Medical Dermatology - Eczema
Atopic dermatitis (eczema) is a chronic disease of the skin. Often, the condition is seen in infants and children, but it can appear in adulthood. People with atopic dermatitis often complain of inflamed and itchy skin. However, with longstanding disease, the skin can become thickened, scaly, cracked, crusty and infected.
Patients with atopic dermatitis can have remissions and flares (“comes and goes”). Atopic dermatitis also tends to run in families and may be associated with asthma and seasonal allergies. This means those patients (or their family members) who have any of these three diseases are more likely to have atopic dermatitis. Atopic dermatitis tends to worsen in the winter, and stress may also play a role in causing the disease to flare.
There is no cure for atopic dermatitis and treatment of atopic dermatitis is multifactorial. Patients are encouraged to use non-fragranced soaps, emollients (lotions), and detergents. The most important step a patient with atopic dermatitis can take is to moisturize their skin.

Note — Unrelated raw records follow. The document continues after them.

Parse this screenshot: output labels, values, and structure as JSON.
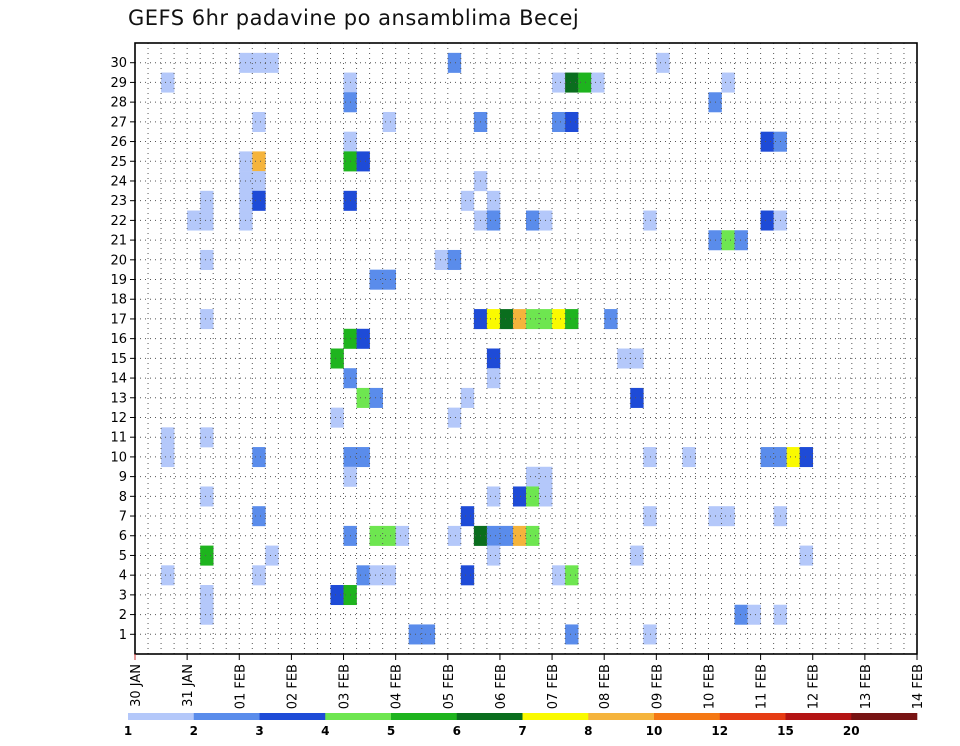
{
  "chart_data": {
    "type": "heatmap",
    "title": "GEFS 6hr padavine po ansamblima Becej",
    "xlabel": "",
    "ylabel": "",
    "x_ticks": [
      "30 JAN",
      "31 JAN",
      "01 FEB",
      "02 FEB",
      "03 FEB",
      "04 FEB",
      "05 FEB",
      "06 FEB",
      "07 FEB",
      "08 FEB",
      "09 FEB",
      "10 FEB",
      "11 FEB",
      "12 FEB",
      "13 FEB",
      "14 FEB"
    ],
    "y_ticks": [
      "1",
      "2",
      "3",
      "4",
      "5",
      "6",
      "7",
      "8",
      "9",
      "10",
      "11",
      "12",
      "13",
      "14",
      "15",
      "16",
      "17",
      "18",
      "19",
      "20",
      "21",
      "22",
      "23",
      "24",
      "25",
      "26",
      "27",
      "28",
      "29",
      "30"
    ],
    "time_step_hours": 6,
    "grid": true,
    "colorbar": {
      "labels": [
        "1",
        "2",
        "3",
        "4",
        "5",
        "6",
        "7",
        "8",
        "10",
        "12",
        "15",
        "20"
      ],
      "colors": [
        "#b4c8fa",
        "#5a8ceb",
        "#1e4bd7",
        "#6ee650",
        "#1eb41e",
        "#0a6e1e",
        "#fafa00",
        "#f5b43c",
        "#f57814",
        "#e63c14",
        "#b41414",
        "#781414"
      ]
    },
    "cells": [
      [
        2,
        29,
        1
      ],
      [
        2,
        11,
        1
      ],
      [
        2,
        10,
        1
      ],
      [
        2,
        4,
        1
      ],
      [
        4,
        22,
        1
      ],
      [
        5,
        23,
        1
      ],
      [
        5,
        22,
        1
      ],
      [
        5,
        20,
        1
      ],
      [
        5,
        17,
        1
      ],
      [
        5,
        11,
        1
      ],
      [
        5,
        8,
        1
      ],
      [
        5,
        5,
        5
      ],
      [
        5,
        3,
        1
      ],
      [
        5,
        2,
        1
      ],
      [
        8,
        30,
        1
      ],
      [
        8,
        25,
        1
      ],
      [
        8,
        24,
        1
      ],
      [
        8,
        23,
        1
      ],
      [
        8,
        22,
        1
      ],
      [
        9,
        30,
        1
      ],
      [
        9,
        27,
        1
      ],
      [
        9,
        25,
        8
      ],
      [
        9,
        24,
        1
      ],
      [
        9,
        23,
        3
      ],
      [
        9,
        10,
        2
      ],
      [
        9,
        7,
        2
      ],
      [
        9,
        4,
        1
      ],
      [
        10,
        30,
        1
      ],
      [
        10,
        5,
        1
      ],
      [
        15,
        15,
        5
      ],
      [
        15,
        12,
        1
      ],
      [
        15,
        3,
        3
      ],
      [
        16,
        29,
        1
      ],
      [
        16,
        28,
        2
      ],
      [
        16,
        26,
        1
      ],
      [
        16,
        25,
        5
      ],
      [
        16,
        23,
        3
      ],
      [
        16,
        16,
        5
      ],
      [
        16,
        14,
        2
      ],
      [
        16,
        10,
        2
      ],
      [
        16,
        9,
        1
      ],
      [
        16,
        6,
        2
      ],
      [
        16,
        3,
        5
      ],
      [
        17,
        25,
        3
      ],
      [
        17,
        16,
        3
      ],
      [
        17,
        13,
        4
      ],
      [
        17,
        10,
        2
      ],
      [
        17,
        4,
        2
      ],
      [
        18,
        19,
        2
      ],
      [
        18,
        13,
        2
      ],
      [
        18,
        6,
        4
      ],
      [
        18,
        4,
        1
      ],
      [
        19,
        27,
        1
      ],
      [
        19,
        19,
        2
      ],
      [
        19,
        6,
        4
      ],
      [
        19,
        4,
        1
      ],
      [
        20,
        6,
        1
      ],
      [
        21,
        1,
        2
      ],
      [
        22,
        1,
        2
      ],
      [
        23,
        20,
        1
      ],
      [
        24,
        30,
        2
      ],
      [
        24,
        20,
        2
      ],
      [
        24,
        12,
        1
      ],
      [
        24,
        6,
        1
      ],
      [
        25,
        23,
        1
      ],
      [
        25,
        13,
        1
      ],
      [
        25,
        7,
        3
      ],
      [
        25,
        4,
        3
      ],
      [
        26,
        27,
        2
      ],
      [
        26,
        24,
        1
      ],
      [
        26,
        22,
        1
      ],
      [
        26,
        17,
        3
      ],
      [
        26,
        6,
        6
      ],
      [
        27,
        23,
        1
      ],
      [
        27,
        22,
        2
      ],
      [
        27,
        17,
        7
      ],
      [
        27,
        15,
        3
      ],
      [
        27,
        14,
        1
      ],
      [
        27,
        8,
        1
      ],
      [
        27,
        6,
        2
      ],
      [
        27,
        5,
        1
      ],
      [
        28,
        17,
        6
      ],
      [
        28,
        6,
        2
      ],
      [
        29,
        17,
        8
      ],
      [
        29,
        8,
        3
      ],
      [
        29,
        6,
        8
      ],
      [
        30,
        22,
        2
      ],
      [
        30,
        17,
        4
      ],
      [
        30,
        9,
        1
      ],
      [
        30,
        8,
        4
      ],
      [
        30,
        6,
        4
      ],
      [
        31,
        22,
        1
      ],
      [
        31,
        17,
        4
      ],
      [
        31,
        9,
        1
      ],
      [
        31,
        8,
        1
      ],
      [
        32,
        29,
        1
      ],
      [
        32,
        27,
        2
      ],
      [
        32,
        17,
        7
      ],
      [
        32,
        4,
        1
      ],
      [
        33,
        29,
        6
      ],
      [
        33,
        27,
        3
      ],
      [
        33,
        17,
        5
      ],
      [
        33,
        4,
        4
      ],
      [
        33,
        1,
        2
      ],
      [
        34,
        29,
        5
      ],
      [
        35,
        29,
        1
      ],
      [
        36,
        17,
        2
      ],
      [
        37,
        15,
        1
      ],
      [
        38,
        15,
        1
      ],
      [
        38,
        13,
        3
      ],
      [
        38,
        5,
        1
      ],
      [
        39,
        22,
        1
      ],
      [
        39,
        10,
        1
      ],
      [
        39,
        7,
        1
      ],
      [
        39,
        1,
        1
      ],
      [
        40,
        30,
        1
      ],
      [
        42,
        10,
        1
      ],
      [
        44,
        28,
        2
      ],
      [
        44,
        21,
        2
      ],
      [
        44,
        7,
        1
      ],
      [
        45,
        29,
        1
      ],
      [
        45,
        21,
        4
      ],
      [
        45,
        7,
        1
      ],
      [
        46,
        21,
        2
      ],
      [
        46,
        2,
        2
      ],
      [
        47,
        2,
        1
      ],
      [
        48,
        26,
        3
      ],
      [
        48,
        22,
        3
      ],
      [
        48,
        10,
        2
      ],
      [
        49,
        26,
        2
      ],
      [
        49,
        22,
        1
      ],
      [
        49,
        10,
        2
      ],
      [
        49,
        7,
        1
      ],
      [
        49,
        2,
        1
      ],
      [
        50,
        10,
        7
      ],
      [
        51,
        10,
        3
      ],
      [
        51,
        5,
        1
      ]
    ]
  }
}
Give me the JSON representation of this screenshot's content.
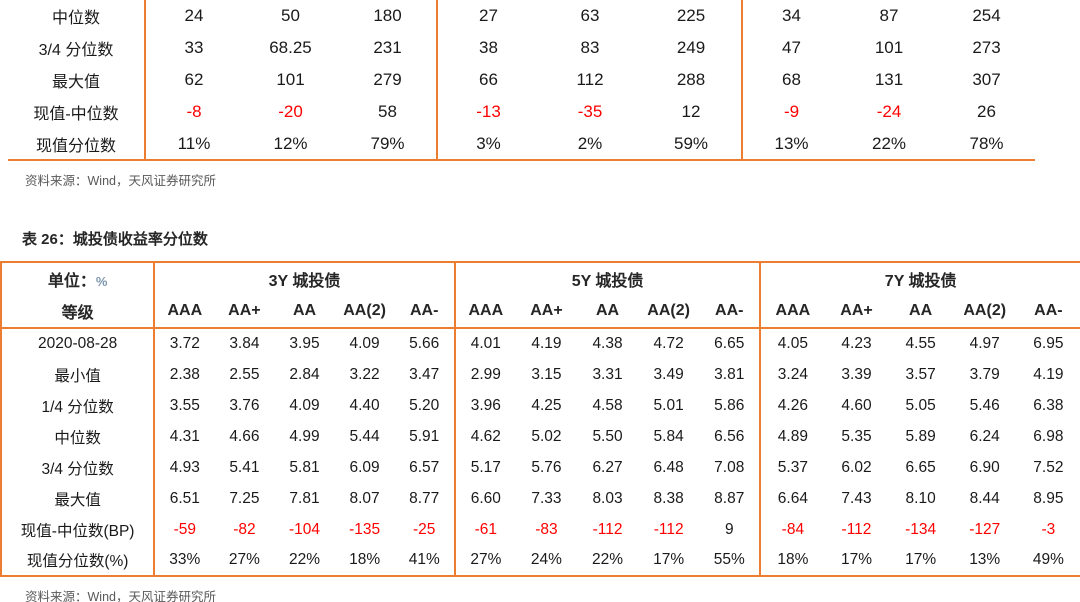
{
  "colors": {
    "accent": "#ED7D31",
    "negative": "#FF0000",
    "text": "#1A1A1A",
    "muted": "#595959",
    "unit_symbol": "#7E96AE"
  },
  "top_table": {
    "rows": [
      {
        "label": "中位数",
        "values": [
          "24",
          "50",
          "180",
          "27",
          "63",
          "225",
          "34",
          "87",
          "254"
        ]
      },
      {
        "label": "3/4 分位数",
        "values": [
          "33",
          "68.25",
          "231",
          "38",
          "83",
          "249",
          "47",
          "101",
          "273"
        ]
      },
      {
        "label": "最大值",
        "values": [
          "62",
          "101",
          "279",
          "66",
          "112",
          "288",
          "68",
          "131",
          "307"
        ]
      },
      {
        "label": "现值-中位数",
        "values": [
          "-8",
          "-20",
          "58",
          "-13",
          "-35",
          "12",
          "-9",
          "-24",
          "26"
        ]
      },
      {
        "label": "现值分位数",
        "values": [
          "11%",
          "12%",
          "79%",
          "3%",
          "2%",
          "59%",
          "13%",
          "22%",
          "78%"
        ]
      }
    ],
    "source": "资料来源：Wind，天风证券研究所"
  },
  "table26": {
    "title": "表 26：城投债收益率分位数",
    "unit_label": "单位：",
    "unit_symbol": "%",
    "level_label": "等级",
    "groups": [
      "3Y 城投债",
      "5Y 城投债",
      "7Y 城投债"
    ],
    "ratings": [
      "AAA",
      "AA+",
      "AA",
      "AA(2)",
      "AA-"
    ],
    "rows": [
      {
        "label": "2020-08-28",
        "values": [
          "3.72",
          "3.84",
          "3.95",
          "4.09",
          "5.66",
          "4.01",
          "4.19",
          "4.38",
          "4.72",
          "6.65",
          "4.05",
          "4.23",
          "4.55",
          "4.97",
          "6.95"
        ]
      },
      {
        "label": "最小值",
        "values": [
          "2.38",
          "2.55",
          "2.84",
          "3.22",
          "3.47",
          "2.99",
          "3.15",
          "3.31",
          "3.49",
          "3.81",
          "3.24",
          "3.39",
          "3.57",
          "3.79",
          "4.19"
        ]
      },
      {
        "label": "1/4 分位数",
        "values": [
          "3.55",
          "3.76",
          "4.09",
          "4.40",
          "5.20",
          "3.96",
          "4.25",
          "4.58",
          "5.01",
          "5.86",
          "4.26",
          "4.60",
          "5.05",
          "5.46",
          "6.38"
        ]
      },
      {
        "label": "中位数",
        "values": [
          "4.31",
          "4.66",
          "4.99",
          "5.44",
          "5.91",
          "4.62",
          "5.02",
          "5.50",
          "5.84",
          "6.56",
          "4.89",
          "5.35",
          "5.89",
          "6.24",
          "6.98"
        ]
      },
      {
        "label": "3/4 分位数",
        "values": [
          "4.93",
          "5.41",
          "5.81",
          "6.09",
          "6.57",
          "5.17",
          "5.76",
          "6.27",
          "6.48",
          "7.08",
          "5.37",
          "6.02",
          "6.65",
          "6.90",
          "7.52"
        ]
      },
      {
        "label": "最大值",
        "values": [
          "6.51",
          "7.25",
          "7.81",
          "8.07",
          "8.77",
          "6.60",
          "7.33",
          "8.03",
          "8.38",
          "8.87",
          "6.64",
          "7.43",
          "8.10",
          "8.44",
          "8.95"
        ]
      },
      {
        "label": "现值-中位数(BP)",
        "values": [
          "-59",
          "-82",
          "-104",
          "-135",
          "-25",
          "-61",
          "-83",
          "-112",
          "-112",
          "9",
          "-84",
          "-112",
          "-134",
          "-127",
          "-3"
        ]
      },
      {
        "label": "现值分位数(%)",
        "values": [
          "33%",
          "27%",
          "22%",
          "18%",
          "41%",
          "27%",
          "24%",
          "22%",
          "17%",
          "55%",
          "18%",
          "17%",
          "17%",
          "13%",
          "49%"
        ]
      }
    ],
    "source": "资料来源：Wind，天风证券研究所"
  }
}
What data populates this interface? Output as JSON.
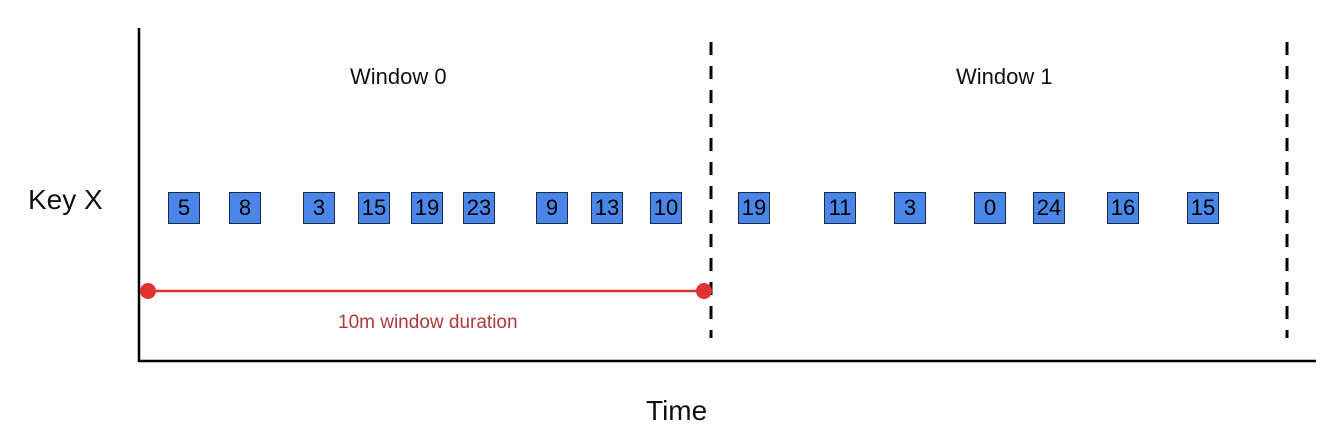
{
  "diagram": {
    "y_axis_label": "Key X",
    "x_axis_label": "Time",
    "windows": [
      {
        "label": "Window 0",
        "values": [
          "5",
          "8",
          "3",
          "15",
          "19",
          "23",
          "9",
          "13",
          "10"
        ]
      },
      {
        "label": "Window 1",
        "values": [
          "19",
          "11",
          "3",
          "0",
          "24",
          "16",
          "15"
        ]
      }
    ],
    "duration_label": "10m window duration",
    "colors": {
      "box_fill": "#4a86e8",
      "box_border": "#1b2a44",
      "duration_line": "#e0322e",
      "duration_text": "#b0393b"
    }
  }
}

Treatment options such as topical steroids and topical immunomodulators are used initially. Immunomodulators, such as Elidel or Protopic, are topical medications that act like a steroid but do not have as many side effects. To prevent the itch-scratch cycle, patients may be given antihistamines to decrease the itching. Depending on the patient and the severity of their disease, other treatment options such as light therapy, oral steroids and other immunosuppressants may also be used.